È il risultato di una precisa volontà politica che intende fare a meno della finanza e sfrutta i suoi fruitori. In questa direzione è andata la «liberalizzazione» delle tasse avviata dalla spending review del Governo Monti nel 2012 che ha escluso le tasse degli iscritti fuori corso dal rapporto tra le tasse e il fondo per gli atenei. Questa norma ha permesso di salvare dal default molte università. Le tasse vengono usate come strumento punitivo per penalizzare economicamente gli studenti fuoricorso che sono la maggioranza, in particolare quelli che lavorano. Qui il cerchio si chiude. Da idonei senza borsa a precari fuoricorso, la vita dello studente è praticamente un incubo.
I più sfavoriti sono al Sud dove gli esonerati dal pagamento della tassa di iscrizione sono il 15% contro il 10% al Nord e il 9% al Centro. Ma le diseguaglianze esistono anche in territori considerati omogenei. I livelli medi di tassazione oscillano tra i valori massimi dell’Università Iuav di Venezia (1.782) e del Politecnico di Milano (1.711) a quelli minimi delle Università di Parma (953) o del Piemonte Orientale (946). «Questi meccanismi sperequativi agiscono creano barriere nell’accesso alla formazione e alla ricerca» commenta Alberto Campailla, portavoce del Coordinamento Link.
Il paese del numero chiuso
E’ noto che l’Italia sia al penultimo posto tra i paesi Ocse per numero di laureati. Il fallimento del “3+2″ della legge Berlinguer — di recente tornato in auge come sponsor ufficiale della “Buona scuola” di Renzi — è ormai conclamato. Dopo avere avviato il cosiddetto “Processo di Bologna”, l’Italia avrebbe dovuto sfornare laureati a getto continuo. Con titoli usa e getta, ricavati sulle esigenze volatili di un mercato ritenuto capace di generare sempre “nuove professioni”, quei riformatori ingenui pensavano di raggiungere il 40% dei laureati. Si sono fermati a molto meno, al 22%. Le mirabolanti promesse della «società della conoscenza» in cui il centro-sinistra prodiano credeva fermamente sono ormai un lontanissimo ricordo.
Oggi si chiude tutto, si sbarrano gli accessi alle facoltà e, soprattutto alle specializzazioni. Anche qui vige la legge: se vuoi andare avanti, paga. Anche se non c’è alcuna certezza nell’occupazione. Nasce così l’idea che per avere «successo» la formazione superiore dev’essere pagata cara, stringendo le maglie del numero chiuso (il 54 per cento dei corsi di laurea), senza per questo risolvere il problema dell’accesso alle professioni. Per fare un esempio, un terzo dei circa 10 mila aspiranti medici che di solito passano il test di ammissione alle facoltà di medicina non accederanno alla specializzazione.

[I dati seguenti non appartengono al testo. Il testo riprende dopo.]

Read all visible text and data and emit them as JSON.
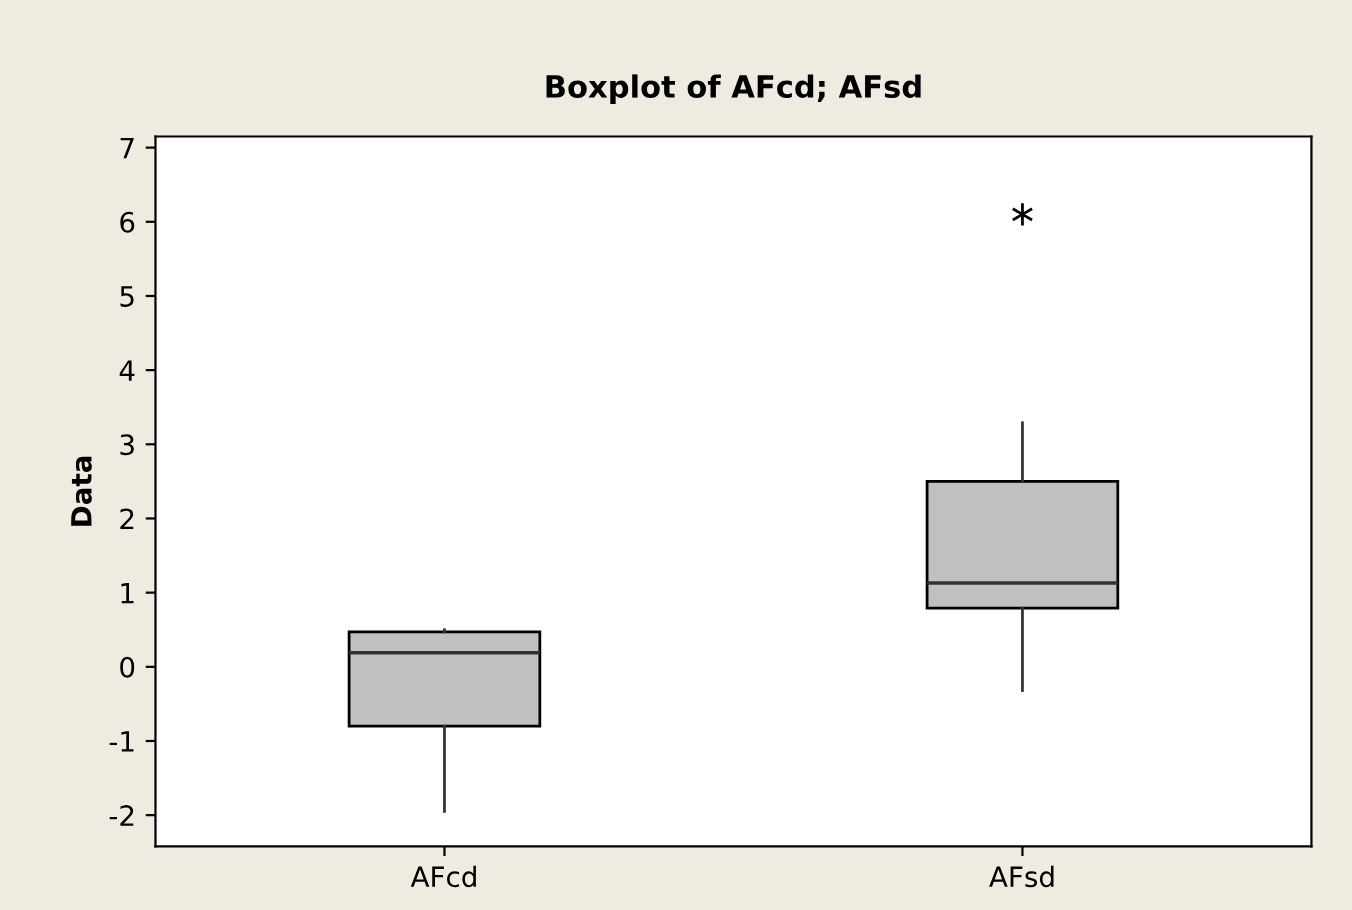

Il rapporto Cnsu riporta un esempio che rende l’idea del circolo vizioso in cui vivono oggi gli studenti.Chi non passa il test a Medicina, di solito si iscrive a facoltà affini nella speranza di poterci rientrare negli anni successivi. A Padova, ad esempio, questo trasferimento ha comportato un aumento di immatricolazioni nei corsi di area biologica che hanno di conseguenza introdotto il «numero programmato» che è arrivato anche a scienze naturali e scienze e tecnologie ambientali.
Dottorato gratis
La regola aurea dell’università italiana — pagare per avere un diritto o per lavorare — segna profondamente anche l’esperienza di chi fa un dottorato, il primo gradino per chi vuole fare ricerca. L’introduzione del vincolo di copertura con borsa di almeno il 75% dei posti a bando, adottato dalle “Linee Guida” su indicazione dell’Anvur, ha generato una gravissima emorragia. Tra il 2013 e il 2014 si è passati da 12.338 a 9.189 posti, con una diminuzione del 25,5%. Gli atenei hanno ridotto le posizioni, invece di aumentare le borse. Ciò ha provocato la crescita dei dottorati senza borsa: 2.049 su 9.189 per il XXX ciclo. Contro questi giovani lavoratori privi di reddito gli atenei si accaniscono con tasse arbitrarie. «Anni di tagli stanno portando alla concentrazione del dottorato in pochi poli situati nelle aree forti del paese» sostiene Antonio Bonatesta, segretario dell’Adi.